Storing a Serial Value

edited April 2015 in Programming Questions

Hi Everyone,

I've been struggling with this issue for a number of days now, I'm quite new to Processing and am unsure of the correct way to go about Storing a Serial value .

All I'm trying to do is have Processing Scan the port and wait for a number to appear (example 112) once Processing sees this number it needs to prompt text on the Screen to say ON and it needs to stay that way until it either receives the same number or a specific number. If it receives anything outside those 2 numbers it just needs to keep reporting ON.

I have the basis of what I want but because the state obviously is no longer valid when it receives a different number the previous state disappears from the window.

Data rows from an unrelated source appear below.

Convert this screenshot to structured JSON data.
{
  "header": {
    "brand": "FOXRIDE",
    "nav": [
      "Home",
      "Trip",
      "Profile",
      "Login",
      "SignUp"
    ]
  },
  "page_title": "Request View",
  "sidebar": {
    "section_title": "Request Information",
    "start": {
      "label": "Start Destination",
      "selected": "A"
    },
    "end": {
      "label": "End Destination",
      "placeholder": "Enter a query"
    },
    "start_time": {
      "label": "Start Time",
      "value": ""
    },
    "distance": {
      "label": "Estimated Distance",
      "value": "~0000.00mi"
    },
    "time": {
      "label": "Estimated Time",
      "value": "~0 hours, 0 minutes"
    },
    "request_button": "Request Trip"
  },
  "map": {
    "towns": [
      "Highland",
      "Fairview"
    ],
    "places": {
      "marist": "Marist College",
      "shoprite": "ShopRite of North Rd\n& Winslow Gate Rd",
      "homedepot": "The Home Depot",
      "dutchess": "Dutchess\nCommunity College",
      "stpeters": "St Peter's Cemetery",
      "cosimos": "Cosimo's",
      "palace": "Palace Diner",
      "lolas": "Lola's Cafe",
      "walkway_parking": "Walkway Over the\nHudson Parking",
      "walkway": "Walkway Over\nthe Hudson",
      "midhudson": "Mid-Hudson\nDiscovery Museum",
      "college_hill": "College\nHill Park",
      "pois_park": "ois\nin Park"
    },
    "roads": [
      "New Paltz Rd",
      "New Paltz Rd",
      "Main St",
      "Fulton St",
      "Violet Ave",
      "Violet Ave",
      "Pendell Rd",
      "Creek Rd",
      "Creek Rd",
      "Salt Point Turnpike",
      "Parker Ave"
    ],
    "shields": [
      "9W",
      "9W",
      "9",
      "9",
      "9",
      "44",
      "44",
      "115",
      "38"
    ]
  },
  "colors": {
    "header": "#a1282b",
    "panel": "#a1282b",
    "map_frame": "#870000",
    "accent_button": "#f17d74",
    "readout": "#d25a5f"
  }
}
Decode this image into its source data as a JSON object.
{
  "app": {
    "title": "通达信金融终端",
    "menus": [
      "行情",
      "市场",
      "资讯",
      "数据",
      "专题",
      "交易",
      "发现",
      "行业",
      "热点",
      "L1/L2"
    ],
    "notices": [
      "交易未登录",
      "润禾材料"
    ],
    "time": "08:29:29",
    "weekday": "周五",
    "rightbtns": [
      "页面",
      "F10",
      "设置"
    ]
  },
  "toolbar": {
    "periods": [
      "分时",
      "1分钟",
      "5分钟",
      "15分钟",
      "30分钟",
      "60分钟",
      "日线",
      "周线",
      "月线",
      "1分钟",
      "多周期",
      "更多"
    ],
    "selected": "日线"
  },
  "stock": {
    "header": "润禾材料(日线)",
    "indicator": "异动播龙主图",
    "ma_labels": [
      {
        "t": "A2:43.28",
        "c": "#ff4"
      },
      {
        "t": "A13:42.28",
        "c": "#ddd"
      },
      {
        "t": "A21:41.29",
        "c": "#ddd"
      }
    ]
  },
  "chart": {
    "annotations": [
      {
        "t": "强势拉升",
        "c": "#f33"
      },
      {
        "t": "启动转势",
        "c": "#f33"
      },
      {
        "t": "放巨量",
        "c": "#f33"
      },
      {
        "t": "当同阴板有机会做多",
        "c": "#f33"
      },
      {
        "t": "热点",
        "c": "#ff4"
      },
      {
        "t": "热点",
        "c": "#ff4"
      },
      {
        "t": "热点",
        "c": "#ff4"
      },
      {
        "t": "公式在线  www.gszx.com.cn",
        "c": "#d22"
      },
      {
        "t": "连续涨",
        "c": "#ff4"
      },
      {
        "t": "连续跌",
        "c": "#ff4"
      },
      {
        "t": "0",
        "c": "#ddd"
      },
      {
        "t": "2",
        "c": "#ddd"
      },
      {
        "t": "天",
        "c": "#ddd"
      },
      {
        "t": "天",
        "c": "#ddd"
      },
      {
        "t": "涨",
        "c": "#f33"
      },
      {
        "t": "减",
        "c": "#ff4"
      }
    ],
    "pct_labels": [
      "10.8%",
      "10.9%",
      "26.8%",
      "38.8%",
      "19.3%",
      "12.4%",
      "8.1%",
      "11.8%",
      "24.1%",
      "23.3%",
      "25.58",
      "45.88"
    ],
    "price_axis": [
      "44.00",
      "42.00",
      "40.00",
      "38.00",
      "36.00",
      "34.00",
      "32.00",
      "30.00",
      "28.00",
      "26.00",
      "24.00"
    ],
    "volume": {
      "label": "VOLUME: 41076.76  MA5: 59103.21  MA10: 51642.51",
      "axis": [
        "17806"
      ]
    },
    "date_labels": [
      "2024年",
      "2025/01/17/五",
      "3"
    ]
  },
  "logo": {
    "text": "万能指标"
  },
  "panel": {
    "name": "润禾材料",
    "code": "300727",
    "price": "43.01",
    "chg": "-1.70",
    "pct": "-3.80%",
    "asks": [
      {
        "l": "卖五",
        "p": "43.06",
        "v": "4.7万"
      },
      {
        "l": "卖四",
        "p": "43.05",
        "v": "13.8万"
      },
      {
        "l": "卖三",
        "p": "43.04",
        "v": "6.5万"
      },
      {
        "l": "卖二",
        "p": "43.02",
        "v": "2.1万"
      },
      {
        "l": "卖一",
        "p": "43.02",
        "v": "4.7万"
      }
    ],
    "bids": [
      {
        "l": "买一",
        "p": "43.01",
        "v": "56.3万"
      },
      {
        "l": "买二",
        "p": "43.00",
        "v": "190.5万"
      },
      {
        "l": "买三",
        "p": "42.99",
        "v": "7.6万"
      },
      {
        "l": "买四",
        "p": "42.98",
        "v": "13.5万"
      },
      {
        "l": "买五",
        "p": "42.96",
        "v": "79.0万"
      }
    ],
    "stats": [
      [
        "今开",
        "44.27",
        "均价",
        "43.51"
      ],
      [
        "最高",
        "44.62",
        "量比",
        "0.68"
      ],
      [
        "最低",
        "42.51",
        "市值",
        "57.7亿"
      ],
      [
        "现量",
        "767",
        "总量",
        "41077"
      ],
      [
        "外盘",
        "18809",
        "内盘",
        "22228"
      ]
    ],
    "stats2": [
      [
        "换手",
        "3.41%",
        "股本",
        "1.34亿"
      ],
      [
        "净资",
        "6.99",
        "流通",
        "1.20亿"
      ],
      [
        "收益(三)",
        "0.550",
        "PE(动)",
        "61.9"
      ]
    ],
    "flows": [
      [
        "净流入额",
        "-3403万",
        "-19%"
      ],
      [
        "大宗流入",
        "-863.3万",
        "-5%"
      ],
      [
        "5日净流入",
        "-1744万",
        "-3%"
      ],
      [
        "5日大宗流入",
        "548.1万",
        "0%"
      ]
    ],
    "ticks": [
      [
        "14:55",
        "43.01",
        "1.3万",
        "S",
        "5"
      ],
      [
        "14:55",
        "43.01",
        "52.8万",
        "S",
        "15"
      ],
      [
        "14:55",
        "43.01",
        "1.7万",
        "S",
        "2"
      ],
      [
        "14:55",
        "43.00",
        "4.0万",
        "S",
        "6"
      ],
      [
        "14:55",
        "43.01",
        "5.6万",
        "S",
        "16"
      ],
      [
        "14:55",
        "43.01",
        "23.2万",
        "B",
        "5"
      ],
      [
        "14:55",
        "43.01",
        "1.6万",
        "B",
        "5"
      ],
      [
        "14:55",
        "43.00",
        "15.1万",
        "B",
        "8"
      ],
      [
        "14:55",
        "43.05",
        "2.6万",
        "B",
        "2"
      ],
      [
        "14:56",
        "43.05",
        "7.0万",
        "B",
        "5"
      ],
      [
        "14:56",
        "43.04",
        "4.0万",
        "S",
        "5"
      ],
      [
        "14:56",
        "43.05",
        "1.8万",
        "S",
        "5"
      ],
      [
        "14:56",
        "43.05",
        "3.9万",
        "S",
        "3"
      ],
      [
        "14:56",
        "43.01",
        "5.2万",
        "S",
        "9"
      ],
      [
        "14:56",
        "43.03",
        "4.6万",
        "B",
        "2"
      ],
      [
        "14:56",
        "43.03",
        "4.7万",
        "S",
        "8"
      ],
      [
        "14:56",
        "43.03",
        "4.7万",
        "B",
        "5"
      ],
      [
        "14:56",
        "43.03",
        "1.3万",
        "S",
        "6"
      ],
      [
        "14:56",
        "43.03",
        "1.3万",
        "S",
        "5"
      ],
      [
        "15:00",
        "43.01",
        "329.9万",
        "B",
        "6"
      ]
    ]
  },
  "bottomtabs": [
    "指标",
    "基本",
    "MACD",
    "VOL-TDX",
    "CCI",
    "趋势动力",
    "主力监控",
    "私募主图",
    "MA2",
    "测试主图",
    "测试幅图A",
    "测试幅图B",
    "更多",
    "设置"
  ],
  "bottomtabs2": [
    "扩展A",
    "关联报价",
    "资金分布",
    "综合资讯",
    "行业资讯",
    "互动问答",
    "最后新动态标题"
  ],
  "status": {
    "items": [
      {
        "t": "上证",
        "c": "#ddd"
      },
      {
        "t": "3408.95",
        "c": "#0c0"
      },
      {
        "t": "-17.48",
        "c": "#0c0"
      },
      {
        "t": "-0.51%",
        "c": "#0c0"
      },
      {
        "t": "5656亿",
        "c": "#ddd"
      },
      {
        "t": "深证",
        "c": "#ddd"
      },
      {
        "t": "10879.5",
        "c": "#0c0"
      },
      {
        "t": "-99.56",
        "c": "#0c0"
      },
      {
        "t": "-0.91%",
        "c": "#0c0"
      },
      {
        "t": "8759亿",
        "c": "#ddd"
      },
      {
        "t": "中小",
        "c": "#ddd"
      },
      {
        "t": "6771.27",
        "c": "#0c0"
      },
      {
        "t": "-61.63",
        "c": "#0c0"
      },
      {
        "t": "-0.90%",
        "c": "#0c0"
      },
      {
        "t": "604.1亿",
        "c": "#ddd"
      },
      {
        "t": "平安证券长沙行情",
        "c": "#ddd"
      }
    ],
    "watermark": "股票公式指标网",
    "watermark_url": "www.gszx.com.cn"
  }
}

Any help would be greatly appreciated

Answers

  • edited April 2015
    ```
    
    import processing.serial.*;
    
    Serial myPort;  
    
    String inString;
    
    int inByte;
    
    PFont f; 
    
    
    void setup() 
    {
      size(640, 480);
    
      printArray(PFont.list());
    
      f = createFont("Aharoni-Bold", 30);
    
      textFont(f);
      smooth();
    
      myPort = new Serial(this, "COM3", 57600);
    
      myPort.bufferUntil('\n');
    }
    
    void draw()
    
    {
     background(0);
    
     textAlign(RIGHT);
    
     text("Performance Mode",300, 50);
    
     text("ECU Mode", 300, 250 );
    
     text("EDC Mode", 300, 450); 
    
    inString = myPort.readString();
    
    
    if (inString != null) {
    
    inString = trim(inString);
    inByte = int(inString);
    
    println(inString);
    println(inByte);
    }
    
    switch (inByte)
     {
       case 112:
       fill(255);
       textAlign(LEFT );
       text("ON", 400, 50);
       break;
    
       case 113:
       fill(255);
        textAlign(LEFT);
        text("OFF", 400, 50);
         break;
    
        case 114:
       fill(255);
       textAlign(LEFT );
       text("ECO", 400, 250);
       break;
    
       case 115:
       fill(255);
       textAlign(LEFT );
       text("TRACK", 400, 250);
       break;
    
       case 116:
       fill(255);
       textAlign(LEFT );
       text("DRAG", 400, 250);
       break;
    
       case 117:
       fill(255);
       textAlign(LEFT );
       text("STREET", 400, 250);
       break;
     }
    }
    void serialEvent (Serial myPort)
    {
    
    
    }
    
    
    ```
    
  • Sorry, I have no idea why my code isnt showing up in a code box :(

  • I just found that, fixing now

  • edited April 2015 Answer ✓

    one way:

          case 112:
            stateA = 1;
            break;
          case 113:
            stateA = 2;
            break;
          case 114:
            stateB = 1;
            break;
            }
            //etc          
             --------------------------
            if (stateA == 1){
               fill(255);
               textAlign(LEFT );
               text("ON", 400, 50);
            }
            if (stateA == 2){
               fill(255);
                textAlign(LEFT);
                text("OFF", 400, 50);
            }
            if (stateB == 1){
               fill(255);
               textAlign(LEFT );
               text("ECO", 400, 250);
            }
    
  • Thank you so much!

  • edited April 2015

    My own super tweaked version too: 3:-O

    // forum.processing.org/two/discussion/10264/storing-a-serial-value
    
    import processing.serial.Serial;
    
    static final String[] MSGS = {
      "ON", "OFF", "ECO", "TRACK", "DRAG", "STREET"
    };
    
    static final int OFFSET = 112;
    String msg = "VOID";
    
    void setup() {
      size(640, 480, JAVA2D);
    
      smooth(4);
      noLoop();
      noStroke();
    
      textFont(createFont("Aharoni-Bold", 30, true));
    
      new Serial(this, "COM3", 57600).bufferUntil(ENTER);
    }
    
    void serialEvent(Serial s) {
      int val = int(s.readString().trim()) - OFFSET;
      print(val, TAB);
    
      if (val >= 0 & val < MSGS.length) {
        redraw = true;
        msg = MSGS[val];
        println(msg);
      } else println();
    }
    
    void draw() {
      background(0);
    
      textAlign(RIGHT);
      fill(0350);
      text("Performance Mode:", 300, 50);
      text("ECU Mode:", 300, 250);
      text("EDC Mode:", 300, 450);
    
      textAlign(LEFT);
      fill(#00FF00);
      text(msg, 400, 50);
    }
    
  • That Seems to drop all values into a single field, Would making more Arrays solve that issue?

  • edited April 2015

    I didn't get what you meant. Has it worked? Is it buggy?
    Pay attention at what's being print()ed in the console and check whether it matches what's expected!
    I can't test it b/c I don't have the hardware for it!